Some unlicensed companies created circuits that used a voltage spike to shut off the CIC before it can perform the authentication checks.

A few unlicensed games released in Europe and Australia (such as HES games) came in the form of a dongle that would be connected to a licensed cartridge, in order to use that cartridge's CIC lockout chip for authentication. This method also worked on the SNES and was utilized by Super Noah's Ark 3D.

Atari Games's home games subsidiary, Tengen, took a different tactic: the corporation obtained a description of the code in the lockout chip from the United States Copyright Office by claiming that it was required to defend against present infringement claims in a legal case.
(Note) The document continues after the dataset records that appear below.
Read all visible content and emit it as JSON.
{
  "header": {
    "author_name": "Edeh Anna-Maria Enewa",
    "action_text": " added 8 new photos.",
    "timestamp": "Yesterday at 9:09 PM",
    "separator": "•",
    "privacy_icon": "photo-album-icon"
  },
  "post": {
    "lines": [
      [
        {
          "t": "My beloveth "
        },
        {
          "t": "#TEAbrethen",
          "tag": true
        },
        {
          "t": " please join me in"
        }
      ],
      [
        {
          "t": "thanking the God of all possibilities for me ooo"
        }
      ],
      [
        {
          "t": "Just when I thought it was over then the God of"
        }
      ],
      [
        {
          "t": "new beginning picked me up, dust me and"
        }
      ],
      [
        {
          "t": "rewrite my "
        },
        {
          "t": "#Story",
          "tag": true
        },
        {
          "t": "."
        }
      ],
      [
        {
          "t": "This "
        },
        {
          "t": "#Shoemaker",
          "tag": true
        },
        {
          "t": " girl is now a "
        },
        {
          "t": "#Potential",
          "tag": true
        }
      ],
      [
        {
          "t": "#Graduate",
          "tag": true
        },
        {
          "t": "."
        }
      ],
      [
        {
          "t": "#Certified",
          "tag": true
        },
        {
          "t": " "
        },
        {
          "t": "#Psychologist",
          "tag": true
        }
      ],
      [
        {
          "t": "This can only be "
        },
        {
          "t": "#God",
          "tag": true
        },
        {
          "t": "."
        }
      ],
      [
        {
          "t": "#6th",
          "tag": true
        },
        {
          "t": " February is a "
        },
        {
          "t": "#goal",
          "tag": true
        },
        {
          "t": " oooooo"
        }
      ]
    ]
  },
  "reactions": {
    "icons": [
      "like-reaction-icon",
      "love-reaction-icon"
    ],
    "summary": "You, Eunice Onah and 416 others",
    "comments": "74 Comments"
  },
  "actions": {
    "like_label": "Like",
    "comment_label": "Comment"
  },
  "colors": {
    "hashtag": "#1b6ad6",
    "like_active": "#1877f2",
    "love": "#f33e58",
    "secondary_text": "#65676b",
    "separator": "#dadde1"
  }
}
Tengen then used these documents to design their Rabbit chip, which duplicated the function of the 10NES. Nintendo sued Tengen for these actions. The court found that Tengen did not violate the copyright for copying the portion of code necessary to defeat the protection with current NES consoles, but did violate the copyright for copying portions of the code not being used in the communication between the chip and console. Tengen had copied this code in its entirety because future console releases could have been engineered to pick up the discrepancy. On the initial claim, the court sided with Nintendo on the issue of patent infringement, but noted that Nintendo's patent would likely be deemed obvious as it was basically with the addition of a reset pin, which was at the time already commonplace in the world of electronics. An eight-person jury later found that Atari did infringe. While Nintendo was the winner of the initial trial, before they could actually enforce the ruling they would need to have the patent hold up under scrutiny, as well as address Tengen's antitrust claims. Before this occurred, the sides settled.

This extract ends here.